Centricity and Connections: Clearing the Air
Blog Administrator | Address Quality, Analyzing Data, Customer Centricity, Data Quality, Record Linkage |
By David Loshin
There are opportunities for adjusting your strategy for customer centricity based on understanding the grouping relationships that bind individuals together (either tightly or loosely). And in the last post, we looked at some examples in which linking customer records into groups was straightforward when the values to be compared and weighted for similarity are exact matches. When the values are not exact, it introduces some level of doubt into the decision process for including a record into a group.

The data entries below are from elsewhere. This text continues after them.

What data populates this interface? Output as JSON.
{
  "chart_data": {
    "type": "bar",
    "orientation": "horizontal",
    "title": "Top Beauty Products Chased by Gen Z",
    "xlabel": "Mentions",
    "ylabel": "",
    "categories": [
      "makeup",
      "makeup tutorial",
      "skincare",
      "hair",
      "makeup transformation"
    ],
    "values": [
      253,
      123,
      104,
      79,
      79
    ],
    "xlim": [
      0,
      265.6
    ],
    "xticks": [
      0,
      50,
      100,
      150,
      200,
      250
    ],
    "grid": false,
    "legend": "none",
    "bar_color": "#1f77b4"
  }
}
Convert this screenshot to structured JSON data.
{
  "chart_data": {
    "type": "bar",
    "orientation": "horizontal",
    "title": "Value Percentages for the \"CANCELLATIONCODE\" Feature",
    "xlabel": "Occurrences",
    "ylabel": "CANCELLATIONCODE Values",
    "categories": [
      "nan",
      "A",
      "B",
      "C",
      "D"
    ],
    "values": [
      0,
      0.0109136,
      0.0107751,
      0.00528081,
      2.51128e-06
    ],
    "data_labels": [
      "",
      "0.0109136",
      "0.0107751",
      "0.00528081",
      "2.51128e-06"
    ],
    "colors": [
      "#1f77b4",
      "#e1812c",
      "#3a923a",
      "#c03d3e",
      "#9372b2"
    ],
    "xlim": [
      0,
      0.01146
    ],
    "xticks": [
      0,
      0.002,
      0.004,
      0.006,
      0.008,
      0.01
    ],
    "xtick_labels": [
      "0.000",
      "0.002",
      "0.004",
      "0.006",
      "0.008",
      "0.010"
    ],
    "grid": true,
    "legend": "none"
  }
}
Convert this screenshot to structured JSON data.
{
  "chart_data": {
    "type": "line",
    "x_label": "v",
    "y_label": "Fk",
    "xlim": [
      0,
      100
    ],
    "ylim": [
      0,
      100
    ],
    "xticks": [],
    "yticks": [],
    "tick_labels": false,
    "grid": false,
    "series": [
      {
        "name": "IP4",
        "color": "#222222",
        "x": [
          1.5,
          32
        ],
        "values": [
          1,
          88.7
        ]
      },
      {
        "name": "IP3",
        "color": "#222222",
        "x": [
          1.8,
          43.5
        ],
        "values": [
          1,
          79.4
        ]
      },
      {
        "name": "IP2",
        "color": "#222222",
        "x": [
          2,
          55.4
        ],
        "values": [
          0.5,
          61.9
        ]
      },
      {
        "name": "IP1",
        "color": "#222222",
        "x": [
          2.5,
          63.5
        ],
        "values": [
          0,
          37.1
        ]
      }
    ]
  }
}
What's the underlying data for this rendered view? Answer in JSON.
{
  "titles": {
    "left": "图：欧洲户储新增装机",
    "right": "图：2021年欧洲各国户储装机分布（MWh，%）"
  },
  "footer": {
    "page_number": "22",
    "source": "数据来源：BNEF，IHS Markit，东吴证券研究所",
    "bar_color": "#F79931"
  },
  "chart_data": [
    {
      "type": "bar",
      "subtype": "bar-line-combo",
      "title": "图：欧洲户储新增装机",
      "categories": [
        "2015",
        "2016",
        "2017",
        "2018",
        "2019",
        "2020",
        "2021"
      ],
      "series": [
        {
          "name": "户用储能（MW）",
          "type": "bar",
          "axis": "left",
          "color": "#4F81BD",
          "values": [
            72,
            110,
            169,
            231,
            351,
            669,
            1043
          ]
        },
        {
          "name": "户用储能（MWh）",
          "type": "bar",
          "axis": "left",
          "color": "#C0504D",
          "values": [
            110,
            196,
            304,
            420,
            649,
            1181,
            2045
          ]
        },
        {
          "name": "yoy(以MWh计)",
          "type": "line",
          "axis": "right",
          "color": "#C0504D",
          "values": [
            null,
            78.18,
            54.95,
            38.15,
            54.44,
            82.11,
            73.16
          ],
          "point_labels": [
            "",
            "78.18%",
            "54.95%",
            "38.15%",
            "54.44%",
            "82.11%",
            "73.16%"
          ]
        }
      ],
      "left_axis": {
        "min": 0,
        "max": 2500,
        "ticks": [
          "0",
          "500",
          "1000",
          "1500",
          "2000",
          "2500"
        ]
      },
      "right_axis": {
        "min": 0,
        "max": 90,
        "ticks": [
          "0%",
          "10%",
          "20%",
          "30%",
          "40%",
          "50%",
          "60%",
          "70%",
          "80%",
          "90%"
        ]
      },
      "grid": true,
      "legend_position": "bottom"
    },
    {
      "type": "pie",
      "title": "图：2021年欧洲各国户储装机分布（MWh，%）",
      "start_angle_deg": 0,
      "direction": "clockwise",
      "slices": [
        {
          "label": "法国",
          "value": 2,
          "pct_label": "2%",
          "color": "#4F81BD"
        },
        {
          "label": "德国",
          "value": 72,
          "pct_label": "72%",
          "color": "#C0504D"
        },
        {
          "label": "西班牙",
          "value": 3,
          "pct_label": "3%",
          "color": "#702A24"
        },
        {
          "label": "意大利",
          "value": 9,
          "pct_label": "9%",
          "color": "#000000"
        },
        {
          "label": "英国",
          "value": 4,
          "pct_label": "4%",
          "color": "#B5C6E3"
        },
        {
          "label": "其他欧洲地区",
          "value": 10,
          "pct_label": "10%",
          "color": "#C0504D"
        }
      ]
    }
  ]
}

Let’s revisit our example from my last post by adding in a new record for evaluation:
John Hansen, 1824 Polk Ave., Memphis TN 38177
Emily S. Hansen, 1824 Polk Ave., Memphis, TN 38177
Emily Stoddard, 1824 Polk Avenue, Memphis, TN
We had already decided that John and Emily shared a household, but all of a
sudden we have a third record with a name that shares some similarity, with one
of the existing names, and an almost exact street address match (note that the
third record is missing a ZIP code).
We could speculate that “Emily Stoddard” changed her name after she got married
to “John Hansen,” or that she changed an address somewhere as she moved form her
bachelorette pad to their newlywed home. But without exact knowledge of the
facts, it is only speculation, and one must exercise some care when relying on
speculation for business decisions.
If a few small differences pose a challenge to linkage, what would you think of
dozens, or even hundreds of variations for names, locations, or other data
Just as a case in point: in a hallway conversation at the recent Data Governance
Conference, a colleague mentioned that one of his customers’ databases had over
one hundred variations for a certain big-box retailer’s name! The conclusion you
can draw from this is that a key part of the record linkage process involves
some traditional data quality tactics, namely appending a standardized version
of the data to help your linkage algorithms score record similarity as a prelude
to establishing connectivity.